The show began with an introduction of hard and hollow knocks on wood emanating from Wong's cello, followed by faint sleights of hand and bow to create eerie buzzes, setting an appropriate mood. By nudging his fingers along strips of sandpaper on his drum, Tim Feeney, considered by many to be more of a “frictionist” than a percussionist, produced the winds of a sandstorm in a dune sequence that was perfectly complimented by the entrance of Chris Miller's rebab, a stringed instrument that once spread along ancient Islamic trading routes. Miller transitioned into a duet of call-and-response between his rebab and Wong's middle-range chirps and whistles that bounced off the cafe's walls, reverberating a chilling potency. Annie Lewandowski filled the background as her fingers brushed up along wooden roods, coated in resin, jammed in between her piano's strings, to send out chilling vibrations through the air. Juxtaposed alongside this display was Kevin Ernste, plucking the strings of an Indonesian kapachi, revealing twisted and churned drops of metallic rain.

Here was a group of musicians exploring the inner workings and transcendental possibilities of their instruments when coupled upon one another, acting out on what looked like a purely instinctive and emotionally driven state of flow. Commenting on the performance, Kevin Ernste expressed, “It is the nature of our group to be responsive, to be always listening. We thrive on the unknown, which is why working with guests like Theresa (and Peni and Jessika at the recent Johnson show) is such a pleasure and yields such interesting results.”

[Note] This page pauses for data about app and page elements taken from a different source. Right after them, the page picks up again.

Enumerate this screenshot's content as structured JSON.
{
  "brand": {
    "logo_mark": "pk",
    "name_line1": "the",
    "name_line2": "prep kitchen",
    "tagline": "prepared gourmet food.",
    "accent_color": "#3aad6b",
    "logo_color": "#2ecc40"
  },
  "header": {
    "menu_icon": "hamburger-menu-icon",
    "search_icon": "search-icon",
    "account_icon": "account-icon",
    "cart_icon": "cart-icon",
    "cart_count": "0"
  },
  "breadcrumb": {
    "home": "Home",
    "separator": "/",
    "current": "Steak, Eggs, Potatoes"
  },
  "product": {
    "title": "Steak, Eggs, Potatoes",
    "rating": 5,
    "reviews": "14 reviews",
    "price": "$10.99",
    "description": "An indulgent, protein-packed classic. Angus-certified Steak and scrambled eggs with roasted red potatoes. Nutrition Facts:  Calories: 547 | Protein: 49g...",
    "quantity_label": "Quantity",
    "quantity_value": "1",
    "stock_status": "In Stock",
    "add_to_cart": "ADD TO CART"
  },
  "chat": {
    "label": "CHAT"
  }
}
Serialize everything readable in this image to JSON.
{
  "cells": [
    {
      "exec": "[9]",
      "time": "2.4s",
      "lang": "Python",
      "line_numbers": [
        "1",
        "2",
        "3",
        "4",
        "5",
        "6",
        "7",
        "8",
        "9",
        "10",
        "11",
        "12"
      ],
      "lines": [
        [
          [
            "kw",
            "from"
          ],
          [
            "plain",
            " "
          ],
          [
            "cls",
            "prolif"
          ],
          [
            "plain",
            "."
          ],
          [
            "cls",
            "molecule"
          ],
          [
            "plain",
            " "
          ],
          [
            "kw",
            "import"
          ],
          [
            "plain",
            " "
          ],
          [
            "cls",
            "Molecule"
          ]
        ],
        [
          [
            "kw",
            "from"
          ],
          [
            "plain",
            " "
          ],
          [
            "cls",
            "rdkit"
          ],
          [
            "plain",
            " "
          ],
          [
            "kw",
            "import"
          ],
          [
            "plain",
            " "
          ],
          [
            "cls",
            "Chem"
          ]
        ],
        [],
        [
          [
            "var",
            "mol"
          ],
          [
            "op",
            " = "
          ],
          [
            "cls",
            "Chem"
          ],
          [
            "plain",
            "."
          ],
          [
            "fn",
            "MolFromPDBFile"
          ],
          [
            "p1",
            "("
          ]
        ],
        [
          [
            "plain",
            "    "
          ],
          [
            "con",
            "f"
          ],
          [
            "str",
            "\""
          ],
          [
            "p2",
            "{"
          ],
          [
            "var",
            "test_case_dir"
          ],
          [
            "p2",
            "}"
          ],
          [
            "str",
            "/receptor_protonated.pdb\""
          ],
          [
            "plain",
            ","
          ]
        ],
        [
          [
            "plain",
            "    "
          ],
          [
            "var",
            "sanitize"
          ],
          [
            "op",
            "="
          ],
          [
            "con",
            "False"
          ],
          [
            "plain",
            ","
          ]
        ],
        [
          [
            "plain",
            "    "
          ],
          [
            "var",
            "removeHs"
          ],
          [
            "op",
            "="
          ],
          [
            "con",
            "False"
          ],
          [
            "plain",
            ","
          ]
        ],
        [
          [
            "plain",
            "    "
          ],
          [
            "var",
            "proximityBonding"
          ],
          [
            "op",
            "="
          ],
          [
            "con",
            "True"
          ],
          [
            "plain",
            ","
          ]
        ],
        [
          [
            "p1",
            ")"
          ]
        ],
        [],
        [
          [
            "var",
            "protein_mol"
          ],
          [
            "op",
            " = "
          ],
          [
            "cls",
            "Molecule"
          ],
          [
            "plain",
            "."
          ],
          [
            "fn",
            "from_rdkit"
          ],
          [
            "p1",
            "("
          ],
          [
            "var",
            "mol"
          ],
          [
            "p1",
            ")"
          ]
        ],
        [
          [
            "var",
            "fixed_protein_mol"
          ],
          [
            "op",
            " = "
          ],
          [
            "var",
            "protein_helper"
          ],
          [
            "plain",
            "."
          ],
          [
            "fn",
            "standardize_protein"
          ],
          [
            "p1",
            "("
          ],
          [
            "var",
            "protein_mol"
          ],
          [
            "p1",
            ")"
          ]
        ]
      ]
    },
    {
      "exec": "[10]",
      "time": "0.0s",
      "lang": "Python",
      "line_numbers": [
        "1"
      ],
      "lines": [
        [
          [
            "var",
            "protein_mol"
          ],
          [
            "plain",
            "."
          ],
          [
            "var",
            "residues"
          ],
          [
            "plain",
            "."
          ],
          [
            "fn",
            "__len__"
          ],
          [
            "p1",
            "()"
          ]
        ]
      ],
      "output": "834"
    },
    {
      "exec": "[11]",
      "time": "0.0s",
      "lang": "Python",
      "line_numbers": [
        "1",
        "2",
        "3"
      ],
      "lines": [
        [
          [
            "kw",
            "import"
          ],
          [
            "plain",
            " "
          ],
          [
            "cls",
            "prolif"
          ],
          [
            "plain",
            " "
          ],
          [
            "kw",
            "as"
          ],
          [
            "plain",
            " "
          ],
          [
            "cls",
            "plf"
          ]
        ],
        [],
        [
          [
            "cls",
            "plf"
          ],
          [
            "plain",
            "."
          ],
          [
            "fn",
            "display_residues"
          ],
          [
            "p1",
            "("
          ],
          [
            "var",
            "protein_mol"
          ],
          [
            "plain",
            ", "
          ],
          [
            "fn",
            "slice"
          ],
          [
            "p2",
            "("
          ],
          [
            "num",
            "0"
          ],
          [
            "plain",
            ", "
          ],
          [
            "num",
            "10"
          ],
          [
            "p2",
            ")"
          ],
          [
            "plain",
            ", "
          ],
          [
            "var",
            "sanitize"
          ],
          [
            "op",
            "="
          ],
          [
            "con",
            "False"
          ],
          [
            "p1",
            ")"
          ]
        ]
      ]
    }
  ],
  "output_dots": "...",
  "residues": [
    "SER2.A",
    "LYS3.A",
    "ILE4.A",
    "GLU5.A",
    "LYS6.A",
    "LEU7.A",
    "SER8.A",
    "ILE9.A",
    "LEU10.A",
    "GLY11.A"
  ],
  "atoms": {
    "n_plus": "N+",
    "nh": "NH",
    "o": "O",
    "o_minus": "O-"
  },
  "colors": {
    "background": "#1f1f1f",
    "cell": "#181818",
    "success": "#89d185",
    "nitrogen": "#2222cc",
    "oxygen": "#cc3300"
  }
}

Expanding forward, further and further into the unknown throughout the show, the ending sequence brought forth a dreadful underpinning into the human soul. Jagged micro-collisions disturbed the air and tore at a primitive fear, growing from double-bowing the sharp edges of drum cymbals and amplifying the vibrations of rubber super balls dragged along the drum skin. The finale culminated in a scene of mutual Zen and desperation, engaging intense sonic combinations that griped the psyche. Unreasonable friction spawned forward, grinding, chewing and chiseling at the mind. It was akin to dosing off for a split second then snapping back as an engineered, jagged highway curb alarms the driver of the difference between life and death.

Miller bounced his bow — which looked like a gnarly saw — up and down the neck of his rebab revealing every tiny nick, indent and imperfection in the alloy of the string. Rolling sands and distant thunders interacted with clicking gears and the howls of digitally compressed beats that were missing their defining essential vocal frequencies.  And finally it all came crashing down in an abandoned aural space of squeaky resin, Theresa patiently buzzing like a bee, landing on an immensely respectable applause.